The inspector told the court that following a postmortem, a pathologist said the injury to the child was more likely to be non-accidental and that the injuries were “catastrophic”.

There were also reports of someone hearing a child screaming from the house and another child crying.

The court heard Dempsey has three other children in care in the Republic of Ireland and her remaining child here is now under the care of social services.

Objecting to bail, the detective said Armstrong has an “extensive” record of offences against the person and represents a flight risk.

Patrick Fahy, appearing for Armstrong, said his client had given a full, thorough and detailed account of what happened and had contacted emergency services without delay.

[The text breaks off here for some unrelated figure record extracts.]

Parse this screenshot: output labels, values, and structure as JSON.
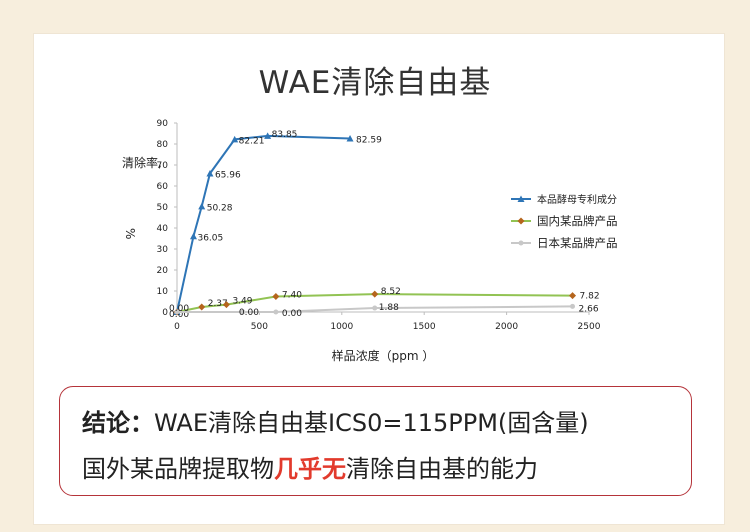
{
  "title": "WAE清除自由基",
  "chart_data": {
    "type": "line",
    "ylabel_main": "清除率,",
    "ylabel_unit": "%",
    "xlabel": "样品浓度（ppm ）",
    "xlim": [
      0,
      2500
    ],
    "ylim": [
      0,
      90
    ],
    "xticks": [
      "0",
      "500",
      "1000",
      "1500",
      "2000",
      "2500"
    ],
    "yticks": [
      "0",
      "10",
      "20",
      "30",
      "40",
      "50",
      "60",
      "70",
      "80",
      "90"
    ],
    "legend_position": "right",
    "series": [
      {
        "name": "本品酵母专利成分",
        "color": "#2e75b6",
        "marker": "triangle",
        "x": [
          0,
          100,
          150,
          200,
          350,
          550,
          1050
        ],
        "y": [
          0,
          36.05,
          50.28,
          65.96,
          82.21,
          83.85,
          82.59
        ],
        "labels": [
          "",
          "36.05",
          "50.28",
          "65.96",
          "82.21",
          "83.85",
          "82.59"
        ]
      },
      {
        "name": "国内某品牌产品",
        "color": "#92c353",
        "marker": "diamond",
        "x": [
          0,
          150,
          300,
          600,
          1200,
          2400
        ],
        "y": [
          0,
          2.37,
          3.49,
          7.4,
          8.52,
          7.82
        ],
        "labels": [
          "0.00",
          "2.37",
          "3.49",
          "7.40",
          "8.52",
          "7.82"
        ]
      },
      {
        "name": "日本某品牌产品",
        "color": "#c8c8c8",
        "marker": "circle",
        "x": [
          0,
          400,
          600,
          1200,
          2400
        ],
        "y": [
          0,
          0,
          0,
          1.88,
          2.66
        ],
        "labels": [
          "0.00",
          "0.00",
          "0.00",
          "1.88",
          "2.66"
        ]
      }
    ]
  },
  "conclusion": {
    "line1_prefix": "结论：",
    "line1_rest": "WAE清除自由基ICS0=115PPM(固含量)",
    "line2_before": "国外某品牌提取物",
    "line2_highlight": "几乎无",
    "line2_after": "清除自由基的能力"
  }
}
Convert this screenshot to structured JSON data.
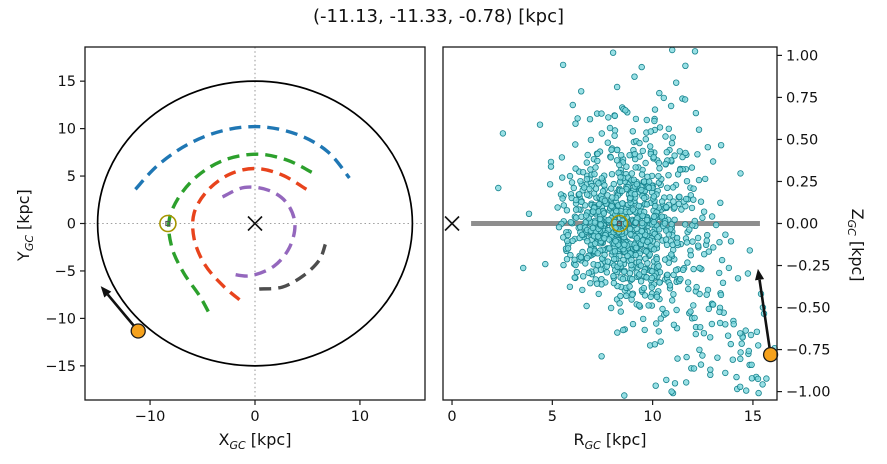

Also applying for bail, James Strawbridge of James Strawbridge Solicitors, who is representing Dempsey, said his client has no previous convictions.

He said she was not at the house when the incident occurred and is a “young, grieving mother”.

He added: “She has had a horrific life and children removed from her care. There will be funeral some time later this week and the mother needs to grieve.”

Judge Bernie Kelly said she did not consider either defendant suitable for bail, saying Dempsey posed a flight risk and that Armstrong has a litany of record for breach of court orders and she did not believe he would adhere to bail conditions.

Both defendants were remanded in custody and are due to appear before Dungannon Magistrates Court on September 1.